Pertama: Waktu; saat-saat kebersamaan kita bersama anak adalah sebuah hal yang tidak bisa tergantikan. Kita harus benar-benar dapat meluangkan waktu bersama anak dan memberinya kesempatan untuk bicara dan mecurahkan isi hatinya. Sering kali dan lebih baik lagi jika memusatkan pada hal-hal yang sifatnya bukan sekedar pembicaraan, layaknya jalan-jalan bersama, melakukan aktivitas rumah bersama, atau melakukan kegiatan secara bersama-sama. Mirip seperti melakukan pengalihan perhatian, suatu terapi yang bisa diterapkan pada anak-anak usia sekolah. Ketika anak sudah merasa nyaman dan terlibat langsung, mereka dengan sendirinya akan membuka tabir pelindung dirinya. Namun, untuk dapat mengambil manfat dari pengalihan ini, maka kita harus mampu mendengarkan dengan penuh perhatian. Ini bisa berarti kita harus mematikan radio ketika kita berkendara dengannya. Kadang bermanfaat juga untuk meminta anak “menemani kita” ketika kita sedang menyiapkan makan malam atau jalan-jalan. Intinya adalah menciptakan kesempatan berbincang-bincang secara santai.

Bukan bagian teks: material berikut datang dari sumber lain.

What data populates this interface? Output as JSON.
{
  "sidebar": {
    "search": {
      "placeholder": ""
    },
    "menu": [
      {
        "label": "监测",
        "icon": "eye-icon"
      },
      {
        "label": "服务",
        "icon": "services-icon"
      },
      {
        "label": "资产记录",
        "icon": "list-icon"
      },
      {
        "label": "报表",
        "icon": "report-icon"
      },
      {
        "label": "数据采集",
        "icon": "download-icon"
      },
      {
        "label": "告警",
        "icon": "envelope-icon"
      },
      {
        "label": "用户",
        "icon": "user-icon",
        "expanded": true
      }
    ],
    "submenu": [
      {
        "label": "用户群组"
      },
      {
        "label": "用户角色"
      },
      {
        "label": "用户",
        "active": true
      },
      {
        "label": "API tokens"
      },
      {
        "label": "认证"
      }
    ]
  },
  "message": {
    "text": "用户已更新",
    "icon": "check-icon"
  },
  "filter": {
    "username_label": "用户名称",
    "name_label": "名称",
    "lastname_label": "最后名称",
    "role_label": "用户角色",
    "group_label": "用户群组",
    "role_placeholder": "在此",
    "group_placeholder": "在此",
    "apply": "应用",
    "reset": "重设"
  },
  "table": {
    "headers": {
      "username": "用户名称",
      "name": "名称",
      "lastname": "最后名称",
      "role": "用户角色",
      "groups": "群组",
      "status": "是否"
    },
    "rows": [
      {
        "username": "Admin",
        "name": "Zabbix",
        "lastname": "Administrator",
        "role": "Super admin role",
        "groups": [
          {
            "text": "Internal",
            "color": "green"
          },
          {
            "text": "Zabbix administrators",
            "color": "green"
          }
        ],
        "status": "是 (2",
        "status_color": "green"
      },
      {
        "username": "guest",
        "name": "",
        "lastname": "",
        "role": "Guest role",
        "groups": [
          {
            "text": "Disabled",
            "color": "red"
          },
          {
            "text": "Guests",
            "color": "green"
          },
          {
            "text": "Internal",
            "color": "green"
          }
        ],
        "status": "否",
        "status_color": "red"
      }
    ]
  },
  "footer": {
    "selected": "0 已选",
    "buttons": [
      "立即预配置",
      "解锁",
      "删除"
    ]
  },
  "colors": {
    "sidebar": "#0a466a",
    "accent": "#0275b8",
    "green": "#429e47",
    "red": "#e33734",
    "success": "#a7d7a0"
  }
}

Resep Kedua, yang sering dilupakan oleh para orang tua adalah diam. terkadang kita memang harus diam. Artinya kita jangan langsung nyerocos memberi nasihat atau kritikan setelah si anak selesai mengemukakan masalahnya. Kita semua telah mengalami hal yang demikian ketika masih kanak-kanak. Ketika akhirnya kita mampu mengeluarkan uneg-uneg kepada orang tua kita, bahwa kita sedang menghadapi suatu masalah, dan sebelum kita sempat membuka mulut, orang tua sudah langsung memberi nasihat ini dan itu tentang apa yang harus dilakukan serta kritikan terhadap apa yang sudah kita lakukan. Atau nasihat basa-basi seperti “Semuanya akan beres, nak” yang menandakan bahwa mereka sebetulnya tidak mendengarkan dengan baik, ingatkah bagaimana perasaan kita pada saat itu? Anak-anak kita mungkin merasakan hal yang sama. Tentu kita sekarang bisa mengerti mengapa orang tua kita dahulu melakukannya. Sekarang kita ternyata mempunyai kecenderungan untuk mengulangi hal yang sama. Namun, anak-anak kita kadang-kadang hanya menginginkan adanya dukungan dan pengertian dari kita. Jika anda akan memberi nasihat, nasihatilah dengan lemah lembut. Mengajukan saran-saran seperti “pernahkah kamu pikirkan untuk mencoba…” atau “salah satu cara yang bisa kamu coba untuk mengatasinya saya mungkin ….” Akan lebih efektif daripada nasihat yang dogmatic seperti “Kamu harus ….” Memberi nasihat secara lembut seperti di atas tidak hanya mendorong si anak untuk lebih menerima nasihat kita, tetapi juga membuka pintu lebih besar bagi anak untuk mencurahkan isi hatinya pada masa yang akan datang.